In altre parole, i motivi che attengono alla salute psicologica possono essere usati per coprire praticamente qualsiasi ragione con cui ci si presenti e le donne hanno la possibilità di uccidere i propri bambini a ogni settimana della gravidanza. L’Irlanda del Nord, un Paese che una volta proteggeva la vita umana dal concepimento sino alla morte naturale, e che aveva uno dei tassi più bassi al mondo di mortalità materna, ora si trova gomito a gomito con Stati “progressisti”, dove in una stanza i medici stanno abortendo un bambino di 25 settimane, mentre nella porta accanto gli stessi professionisti fanno tutto quanto concesso dalla medicina per salvare un bimbo prematuro nato alla stessa 25a settimana.

Nel mondo non vi è un solo Paese che rendendo l’aborto facile da ottenere abbia risolto il problema delle donne incinte che perdono il lavoro, che vengono lasciate dal marito, che subiscono abusi psicologici (cosa altro è, infatti, la minaccia «Abortisci o non tornare a casa!», se non un abuso emotivo?), che vivono in condizioni di povertà, e via di seguito. L’aborto non è una soluzione ai problemi di natura sociale.

L’aborto motivato da labioschisi o palatoschisi, da piede torto o da sindrome di Down è insomma solo eugenetica applicata: l’eliminazione dalla società di chi è diverso, non desiderato o «meno degno». Chi lo difende, giustifica l’aborto affermando di stare in realtà facendo un favore a quelle persone, poiché per loro è meglio essere eliminate piuttosto che «soffrire» o avere una «qualità inferiore di vita». Proviamo però a guardare bene questa «qualità inferiore di vita» di persone nate nelle condizioni citate e che, sfuggite alle grinfie degli eugenisti, ce l’hanno fatta a venire al mondo.

Steven Gerrard, uno dei migliori centrocampisti del calcio inglese del nostro tempo, capitano sia del Liverpool sia dell’Inghilterra, è nato con il piede torto. Ha giocato 710 partite e segnato 186 gol.

Steven Gerrard

Kristi Yamaguchi, campionessa di pattinaggio di figura degli Stati Uniti d’America, del mondo e olimpionica, è nata con il piede torto e ha iniziato a praticare pattinaggio sul ghiaccio a sei anni proprio per correggere la propria disabilità.

Kristy Yamaguchi

Peyton Manning, uno dei migliori quarterback di tutti i tempi, è nato affetto da labioschisi, cosa ce però non gli ha impedito di giocare 18 stagioni nella National Football League, e di vincere due volte il Superbowl e cinque il premio di miglior giocatore del campionato annuale.

Peyton Manning

Sono nati con labioschisi, più tardi corretta chirurgicamente, l’attore britannico Tom Burke e gli attori statunitensi Joaquin Phoenix (sia labioschisi sia palatoschisi), nonché Cheech Marin, meglio conosciuto al pubblico come l’arguto collega del detective Nash Bridges.

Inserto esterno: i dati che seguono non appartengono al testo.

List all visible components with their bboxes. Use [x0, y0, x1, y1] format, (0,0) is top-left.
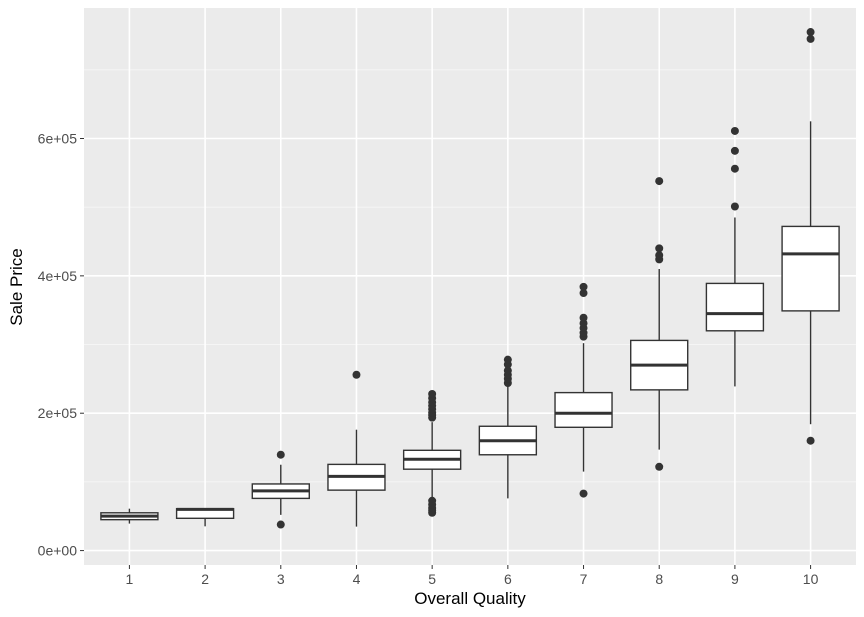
box-3	[251, 450, 310, 529]
outlier-point	[579, 319, 588, 328]
boxes-layer	[100, 28, 840, 529]
outlier-point	[730, 202, 739, 211]
x-tick-label: 4	[353, 571, 361, 587]
outlier-point	[655, 177, 664, 186]
outlier-point	[579, 489, 588, 498]
outlier-point	[655, 251, 664, 260]
y-axis-ticks: 0e+00 2e+05 4e+05 6e+05	[38, 130, 84, 559]
x-tick-label: 9	[731, 571, 739, 587]
outlier-point	[579, 282, 588, 291]
outlier-point	[579, 289, 588, 298]
x-tick-label: 3	[277, 571, 285, 587]
outlier-point	[503, 366, 512, 375]
box-9	[705, 126, 765, 387]
x-tick-label: 10	[803, 571, 819, 587]
box-iqr	[705, 282, 765, 332]
y-tick-label: 4e+05	[38, 268, 78, 284]
outlier-point	[276, 520, 285, 529]
x-tick-label: 8	[655, 571, 663, 587]
box-iqr	[781, 225, 840, 312]
y-tick-label: 2e+05	[38, 405, 78, 421]
box-8	[630, 177, 689, 471]
box-10	[781, 28, 840, 445]
y-tick-label: 0e+00	[38, 543, 78, 559]
outlier-point	[655, 462, 664, 471]
outlier-point	[276, 450, 285, 459]
x-axis-title: Overall Quality	[414, 589, 526, 608]
box-7	[554, 282, 613, 498]
box-6	[478, 355, 538, 499]
outlier-point	[428, 496, 437, 505]
outlier-point	[579, 313, 588, 322]
outlier-point	[655, 244, 664, 253]
box-2	[175, 507, 235, 527]
minor-gridlines	[84, 69, 856, 483]
outlier-point	[428, 389, 437, 398]
box-1	[100, 508, 159, 524]
outlier-point	[503, 355, 512, 364]
outlier-point	[806, 436, 815, 445]
box-iqr	[554, 391, 613, 428]
y-tick-label: 6e+05	[38, 130, 78, 146]
x-tick-label: 7	[580, 571, 588, 587]
box-4	[327, 370, 386, 527]
x-tick-label: 1	[126, 571, 134, 587]
x-tick-label: 5	[428, 571, 436, 587]
x-tick-label: 2	[201, 571, 209, 587]
outlier-point	[352, 370, 361, 379]
outlier-point	[730, 164, 739, 173]
y-axis-title: Sale Price	[7, 248, 26, 325]
outlier-point	[730, 126, 739, 135]
x-axis-ticks: 1 2 3 4 5 6 7 8 9 10	[126, 565, 819, 587]
x-tick-label: 6	[504, 571, 512, 587]
box-5	[402, 389, 462, 517]
outlier-point	[806, 28, 815, 37]
outlier-point	[806, 34, 815, 43]
outlier-point	[730, 146, 739, 155]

Tom Burke, Joaquin Phoenix e Cheech Marin

Heidi Crowter, una ventiquattrenne di Coventry nata con sindrome di Down, nel Regno Unito ha lanciato la campagna Don’t Screen Us Out per dimostrare che i test di screening prendono di mira i bimbi con trisomia, i quali nel 90% dei casi finiscono in aborto. Oggi, mentre tutti parlano di diritti umani e di uguaglianza, Heidi mostra che persone come lei, lievemente diverse, sono talmente indesiderate e discriminate da non riuscire nemmeno a nascere.

Don’t Screen Us Out

Nel 2018 ho scritto un articolo, in serbo, per The Orthodox Christian Parent su come vivano le persone affette da sindrome di Down e dei risultati che sanno ottenere. La traduzione del titolo suona: «La sindrome di Down: un cromosoma in più significa meno diritto alla vita».

In una società che elimina le persone che potrebbero essere povere, che potrebbero crescere in famiglie in affido, che potrebbero godere di una «qualità inferiore di vita», che siano in qualche modo diverse da come si pensa un essere umano debba apparire e vivere, è solo questione di tempo prima che i sostenitori dell’eugenetica allunghino i tentacoli e passino dai bambini ancora nel grembo a quelli pur nati ma in difetto rispetto agli «standard più elevati».

E sì, l’aborto è l’olocausto silenzioso dell’età contemporanea.